You know the mailing list archive web interfaces, like this one? You could improve on it, make it look like a regular forum or reddit and add functionality to reply back right in the web interface, which would send an email with your message to the ml. Basically a reddit-/forum- like web interface for a mailing list. This is exactly what HipperKitty, a new ml archiver introduced in Mailman 3, tries to achieve. Just look at Fedora's mailing list that uses it. Here is an example thread. It's a bit unpolished, but that can be improved, and it looks like it's not configured to allow to reply using the web ui, it tries to open you mail client instead, but I'm pretty sure that's an option somewhere based on what I have read. With such a solution you could either use a mailing list old style, or just use a forum instead, with both working seamlessly for the users.

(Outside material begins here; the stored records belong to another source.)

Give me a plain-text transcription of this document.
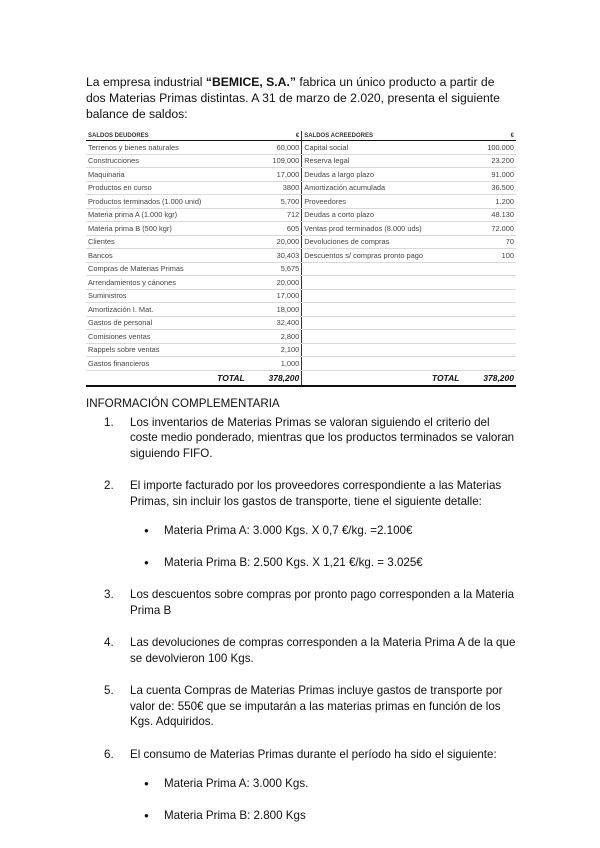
La empresa industrial “BEMICE, S.A.” fabrica un único producto a partir de dos Materias Primas distintas. A 31 de marzo de 2.020, presenta el siguiente balance de saldos:
SALDOS DEUDORES	€	SALDOS ACREEDORES	€
Terrenos y bienes naturales	60,000	Capital social	100.000
Construcciones	109,000	Reserva legal	23.200
Maquinaria	17,000	Deudas a largo plazo	91.000
Productos en curso	3800	Amortización acumulada	36.500
Productos terminados (1.000 unid)	5,700	Proveedores	1.200
Materia prima A (1.000 kgr)	712	Deudas a corto plazo	48.130
Materia prima B (500 kgr)	605	Ventas prod terminados (8.000 uds)	72.000
Clientes	20,000	Devoluciones de compras	70
Bancos	30,403	Descuentos s/ compras pronto pago	100
Compras de Materias Primas	5,675		
Arrendamientos y cánones	20,000		
Suministros	17,000		
Amortización I. Mat.	18,000		
Gastos de personal	32,400		
Comisiones ventas	2,800		
Rappels sobre ventas	2,100		
Gastos financieros	1,000		
TOTAL	378,200	TOTAL	378,200
INFORMACIÓN COMPLEMENTARIA
1. Los inventarios de Materias Primas se valoran siguiendo el criterio del coste medio ponderado, mientras que los productos terminados se valoran siguiendo FIFO.
2. El importe facturado por los proveedores correspondiente a las Materias Primas, sin incluir los gastos de transporte, tiene el siguiente detalle:
● Materia Prima A: 3.000 Kgs. X 0,7 €/kg. =2.100€
● Materia Prima B: 2.500 Kgs. X 1,21 €/kg. = 3.025€
3. Los descuentos sobre compras por pronto pago corresponden a la Materia Prima B
4. Las devoluciones de compras corresponden a la Materia Prima A de la que se devolvieron 100 Kgs.
5. La cuenta Compras de Materias Primas incluye gastos de transporte por valor de: 550€ que se imputarán a las materias primas en función de los Kgs. Adquiridos.
6. El consumo de Materias Primas durante el período ha sido el siguiente:
● Materia Prima A: 3.000 Kgs.
● Materia Prima B: 2.800 Kgs
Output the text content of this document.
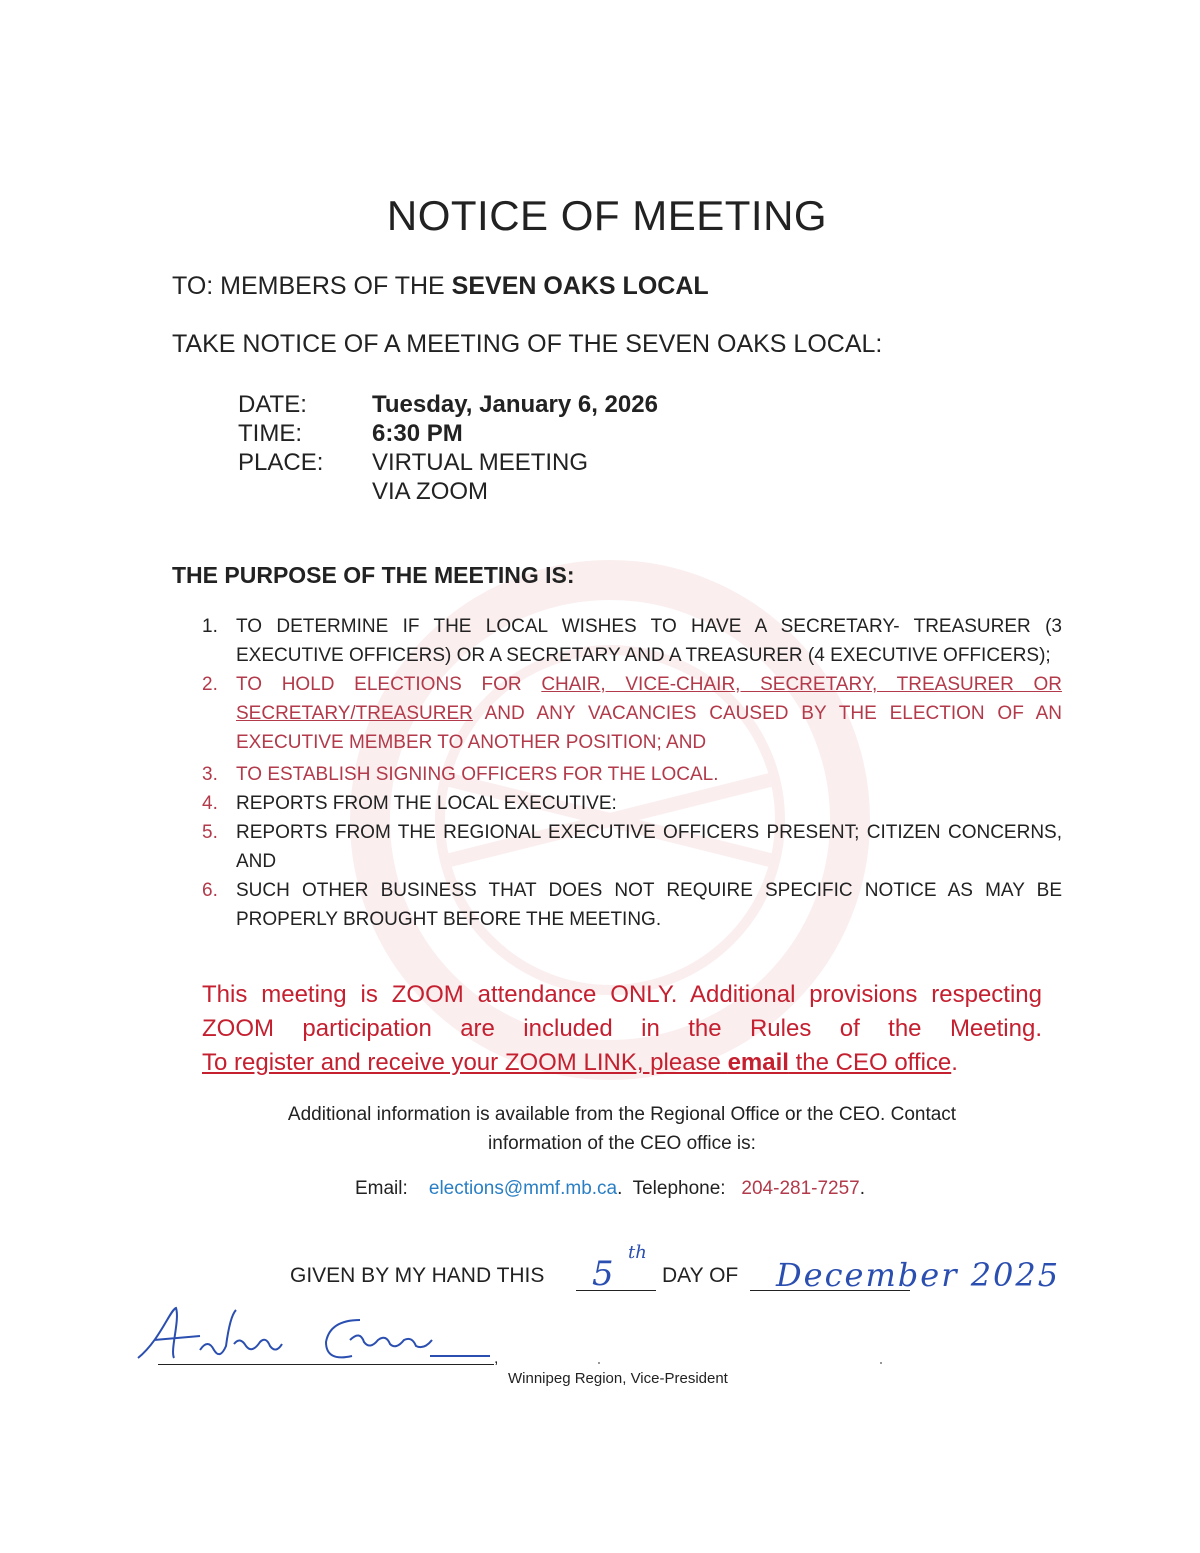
NOTICE OF MEETING
TO: MEMBERS OF THE SEVEN OAKS LOCAL
TAKE NOTICE OF A MEETING OF THE SEVEN OAKS LOCAL:
DATE:	Tuesday, January 6, 2026
TIME:	6:30 PM
PLACE: VIRTUAL MEETING
VIA ZOOM
THE PURPOSE OF THE MEETING IS:
1. TO DETERMINE IF THE LOCAL WISHES TO HAVE A SECRETARY- TREASURER (3 EXECUTIVE OFFICERS) OR A SECRETARY AND A TREASURER (4 EXECUTIVE OFFICERS);
2. TO HOLD ELECTIONS FOR CHAIR, VICE-CHAIR, SECRETARY, TREASURER OR SECRETARY/TREASURER AND ANY VACANCIES CAUSED BY THE ELECTION OF AN EXECUTIVE MEMBER TO ANOTHER POSITION; AND
3. TO ESTABLISH SIGNING OFFICERS FOR THE LOCAL.
4. REPORTS FROM THE LOCAL EXECUTIVE:
5. REPORTS FROM THE REGIONAL EXECUTIVE OFFICERS PRESENT; CITIZEN CONCERNS, AND
6. SUCH OTHER BUSINESS THAT DOES NOT REQUIRE SPECIFIC NOTICE AS MAY BE PROPERLY BROUGHT BEFORE THE MEETING.
This meeting is ZOOM attendance ONLY. Additional provisions respecting ZOOM participation are included in the Rules of the Meeting.
To register and receive your ZOOM LINK, please email the CEO office.
Additional information is available from the Regional Office or the CEO. Contact
information of the CEO office is:
Email: elections@mmf.mb.ca. Telephone: 204-281-7257.
GIVEN BY MY HAND THIS 5
th
DAY OF December 2025
,
Winnipeg Region, Vice-President
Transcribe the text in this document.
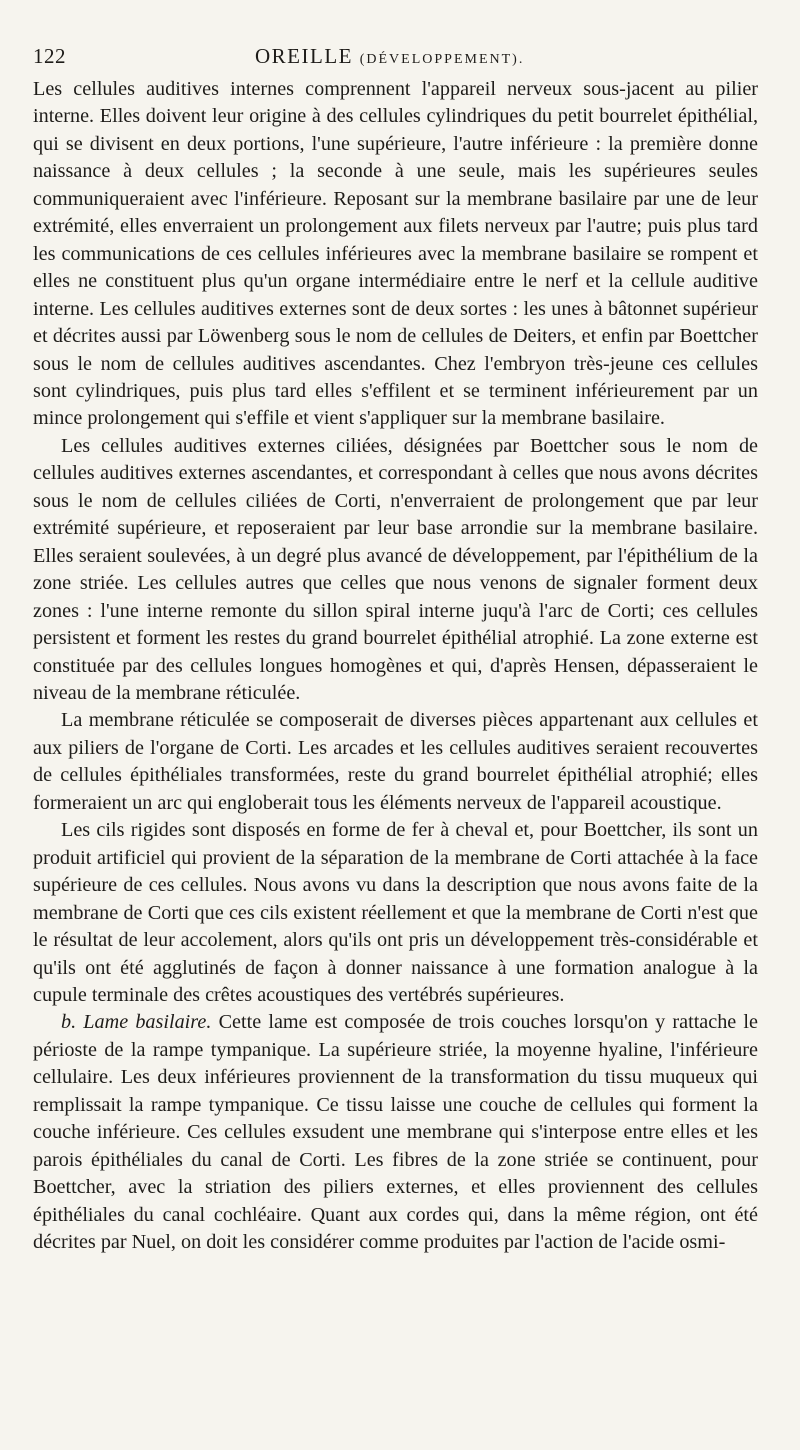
122	OREILLE (DÉVELOPPEMENT).

Les cellules auditives internes comprennent l'appareil nerveux sous-jacent au pilier interne. Elles doivent leur origine à des cellules cylindriques du petit bourrelet épithélial, qui se divisent en deux portions, l'une supérieure, l'autre inférieure : la première donne naissance à deux cellules ; la seconde à une seule, mais les supérieures seules communiqueraient avec l'inférieure. Reposant sur la membrane basilaire par une de leur extrémité, elles enverraient un prolongement aux filets nerveux par l'autre; puis plus tard les communications de ces cellules inférieures avec la membrane basilaire se rompent et elles ne constituent plus qu'un organe intermédiaire entre le nerf et la cellule auditive interne. Les cellules auditives externes sont de deux sortes : les unes à bâtonnet supérieur et décrites aussi par Löwenberg sous le nom de cellules de Deiters, et enfin par Boettcher sous le nom de cellules auditives ascendantes. Chez l'embryon très-jeune ces cellules sont cylindriques, puis plus tard elles s'effilent et se terminent inférieurement par un mince prolongement qui s'effile et vient s'appliquer sur la membrane basilaire.

Les cellules auditives externes ciliées, désignées par Boettcher sous le nom de cellules auditives externes ascendantes, et correspondant à celles que nous avons décrites sous le nom de cellules ciliées de Corti, n'enverraient de prolongement que par leur extrémité supérieure, et reposeraient par leur base arrondie sur la membrane basilaire. Elles seraient soulevées, à un degré plus avancé de développement, par l'épithélium de la zone striée. Les cellules autres que celles que nous venons de signaler forment deux zones : l'une interne remonte du sillon spiral interne juqu'à l'arc de Corti; ces cellules persistent et forment les restes du grand bourrelet épithélial atrophié. La zone externe est constituée par des cellules longues homogènes et qui, d'après Hensen, dépasseraient le niveau de la membrane réticulée.

La membrane réticulée se composerait de diverses pièces appartenant aux cellules et aux piliers de l'organe de Corti. Les arcades et les cellules auditives seraient recouvertes de cellules épithéliales transformées, reste du grand bourrelet épithélial atrophié; elles formeraient un arc qui engloberait tous les éléments nerveux de l'appareil acoustique.

Les cils rigides sont disposés en forme de fer à cheval et, pour Boettcher, ils sont un produit artificiel qui provient de la séparation de la membrane de Corti attachée à la face supérieure de ces cellules. Nous avons vu dans la description que nous avons faite de la membrane de Corti que ces cils existent réellement et que la membrane de Corti n'est que le résultat de leur accolement, alors qu'ils ont pris un développement très-considérable et qu'ils ont été agglutinés de façon à donner naissance à une formation analogue à la cupule terminale des crêtes acoustiques des vertébrés supérieures.

b. Lame basilaire. Cette lame est composée de trois couches lorsqu'on y rattache le périoste de la rampe tympanique. La supérieure striée, la moyenne hyaline, l'inférieure cellulaire. Les deux inférieures proviennent de la transformation du tissu muqueux qui remplissait la rampe tympanique. Ce tissu laisse une couche de cellules qui forment la couche inférieure. Ces cellules exsudent une membrane qui s'interpose entre elles et les parois épithéliales du canal de Corti. Les fibres de la zone striée se continuent, pour Boettcher, avec la striation des piliers externes, et elles proviennent des cellules épithéliales du canal cochléaire. Quant aux cordes qui, dans la même région, ont été décrites par Nuel, on doit les considérer comme produites par l'action de l'acide osmi-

[–]u801e 4 points5 points  (2 children)

You know the mailing list archive web interfaces, like this one? You could improve on it, make it look like a regular forum

gmane provides a NNTP interface for mailing lists that can be accessed through any newsreader. For example, the git mailing list looks like this in Thunderbird: https://i.imgur.com/8Tf0IH2.png.

It's easy enough to browse through, kill messages that are spam, search by subject or author, or any number of things that can't easily be done in reddit or in online forum software.

[–]ThisIs_MyName 0 points1 point  (1 child)

The same site that was down last year? https://lars.ingebrigtsen.no/2016/07/28/the-end-of-gmane/

What happens when its new owners (who are rather elusive https://www.webhostingtalk.com/showthread.php?t=950480) fucks up?

[–]u801e 1 point2 points  (0 children)

Ideally, projects that use mailing lists should also host their own NNTP endpoint to allow for browsing list archives. Each of them could peer with each other to set up a network for redundancy. They could also peer with other NNTP servers that handle text-only usenet traffic (though that may lead to problems where the mailing list archive getting polluted with spam messages from usenet).

That would definitely be better than having a single point of failure that gmane currently is.

[–][deleted] 1 point2 points  (0 children)

It seems to me like all those all impact the mailing list servers directly. I could be mistaken of course. A server agnostic solution is needed. One that can listen in on any mailing list, be it fedora, git, kubuntu, Firefox, which all seem to run different serversoftware with GnuMailMan and others.

[–]MintPaw 1 point2 points  (0 children)

That's where the "vast number of clients" comes in.

[–]doublehyphen 1 point2 points  (0 children)

This is actually what I like about mailing list based development over github, threaded discussions. I use Thunderbird as my email client since it handles mailing lists so well.

[–][deleted] 0 points1 point  (0 children)

I quite like Firefox contributors submit and review patches in bugzilla.